Paul Vacca
Dans l’intimité des chefs
D’un côté, jamais peut-être les chefs n’auront été aussi adulés, telles des rock stars. De l’autre, jamais ils n’auront été autant tutoyés.
Aujourd’hui, le chef est devenu une pure fiction. Avec un nouveau récit qui se déploie à longueur d’émissions culinaires comme Top Chef ou Le Meilleur pâtissier et sur les réseaux sociaux avec des chefs “nouvelle génération” tout en tatouages et en selfies. En résulte une forme de célébrité paradoxale comme sait la produire notre époque, entre sur-mythification et démythification. D’un côté, jamais peut-être les chefs n’auront été aussi adulés, telles des rock stars, noyés sous une déferlante de likes et de followers. De l’autre, jamais ils n’auront été autant tutoyés, car quiconque a suivi une saison de MasterChef se sent pousser une toque sur la tête et des étoiles sur la poitrine, soudain capable de juger en expert le dressage d’une assiette ou la composition d’un plat signé d’un étoilé. Et que dire de l’ “homérisation” de ses propres exploits culinaires sur Instagram, summum de cette “cuisine ornementale” que fustigeait déjà Roland Barthes dans une de ses Mythologies dans les années 1950 à propos des fiches cuisine du magazine Elle?

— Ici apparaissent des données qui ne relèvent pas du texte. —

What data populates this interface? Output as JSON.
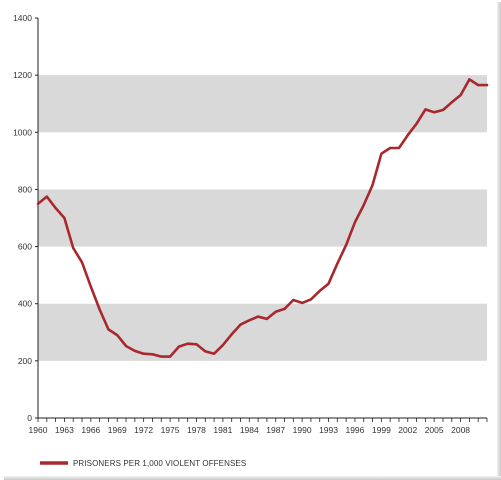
{
  "chart_data": {
    "type": "line",
    "xlim": [
      1960,
      2011
    ],
    "ylim": [
      0,
      1400
    ],
    "yticks": [
      0,
      200,
      400,
      600,
      800,
      1000,
      1200,
      1400
    ],
    "xticks": [
      1960,
      1963,
      1966,
      1969,
      1972,
      1975,
      1978,
      1981,
      1984,
      1987,
      1990,
      1993,
      1996,
      1999,
      2002,
      2005,
      2008
    ],
    "grid": "alternating horizontal bands",
    "band_color": "#d9d9d9",
    "legend_position": "bottom-left",
    "series": [
      {
        "name": "PRISONERS PER 1,000 VIOLENT OFFENSES",
        "color": "#a8282c",
        "x": [
          1960,
          1961,
          1962,
          1963,
          1964,
          1965,
          1966,
          1967,
          1968,
          1969,
          1970,
          1971,
          1972,
          1973,
          1974,
          1975,
          1976,
          1977,
          1978,
          1979,
          1980,
          1981,
          1982,
          1983,
          1984,
          1985,
          1986,
          1987,
          1988,
          1989,
          1990,
          1991,
          1992,
          1993,
          1994,
          1995,
          1996,
          1997,
          1998,
          1999,
          2000,
          2001,
          2002,
          2003,
          2004,
          2005,
          2006,
          2007,
          2008,
          2009,
          2010,
          2011
        ],
        "values": [
          750,
          775,
          735,
          700,
          595,
          545,
          460,
          380,
          310,
          290,
          252,
          235,
          225,
          223,
          215,
          215,
          250,
          260,
          258,
          233,
          225,
          255,
          293,
          327,
          342,
          355,
          347,
          372,
          382,
          413,
          403,
          415,
          445,
          470,
          540,
          605,
          685,
          745,
          815,
          925,
          945,
          945,
          990,
          1030,
          1080,
          1070,
          1078,
          1105,
          1130,
          1185,
          1165,
          1165
        ]
      }
    ]
  }
}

D’un côté, jamais peut-être les chefs n’auront été aussi adulés, telles des rock stars. De l’autre, jamais ils n’auront été autant tutoyés.
Ironiquement, c’est un ouvrage de fiction qui se charge aujourd’hui de rendre une certaine réalité à cette profession: Chef, un roman signé Gautier Battistella qui vient de sortir chez Grasset. L’histoire de Paul Renoir, chef de 62 ans, tout juste sacré meilleur cuisinier du monde par ses pairs et retrouvé mort un fusil de chasse à ses côtés. Pourquoi a-t-il décidé de mettre fin à ses jours alors que son restaurant sur les hauteurs du lac d’Annecy arbore fièrement trois étoiles au Guide, accueille une clientèle venue de Dubaï, Tokyo ou San Francisco et affiche complet neuf mois à l’avance? L’occasion pour Battistella de mener l’enquête en nous faisant revivre, à travers la trajectoire de ce grand chef, 50 ans d’histoire de la cuisine française.
Ce “roman vrai” de la gastronomie française raconte, comme une fresque balzacienne ponctués de cliffhangers à la HBO, l’évolution de la profession depuis la fin de Seconde Guerre mondiale: de la gastronomie sous l’égide des femmes (dont l’emblématique “mère lyonnaise”, Eugénie Brazier) jusqu’au fooding, en passant par la “nouvelle cuisine”, le néo-bistrot, la fusion, la cuisine moléculaire, etc. Le roman raconte aussi l’ambiance crue, machiste et martiale des “brigades”, tout comme l’addiction aux étoiles du Guide, graal pour lequel les chefs signent un pacte faustien, mais aussi ces nuits en forme de micro-siestes et ces jours de cauchemars éveillés, parcours entre rêves exaltés et destins brisés.
C’est aussi un vrai roman qui nous plonge là où seule la fiction peut nous conduire, sous le glaçage d’Instagram, dans l’intimité même des chefs. La plume de Battistella, qui les a côtoyés depuis 15 ans pour le Michelin, sonde leur chair et nous donne à voir leurs sublimes contradictions: astres à l’éclat solaire traversés de parts d’ombre lunaires, parfois habités de tourments saturniens. Tels qu’en eux-mêmes, quotidiennement ballottés entre la poésie de l’assiette et la prose de l’intendance, princes sisyphéens qui remettent leur couronne en jeu à chaque service.
Ne pas s’attendre pour autant à un livre nostalgique. S’il rend hommage aux racines, Chef regarde vers l’avenir: le restaurant de Paul Renoir ne s’appelle-t-il pas Les Promesses? Sur la fin, le roman, dans un habile tour de main narratif, développe même une saveur utopiste. Et si les étoiles venaient à disparaître? Tant pis. Ou plutôt tant mieux. Tant qu’elles continueront de briller dans le regard d’un enfant qui pousse pour la première fois les battants d’une cuisine… Un livre qui se dévore autant qu’il se déguste, porté par la jubilation toujours renouvelée des mots et des mets.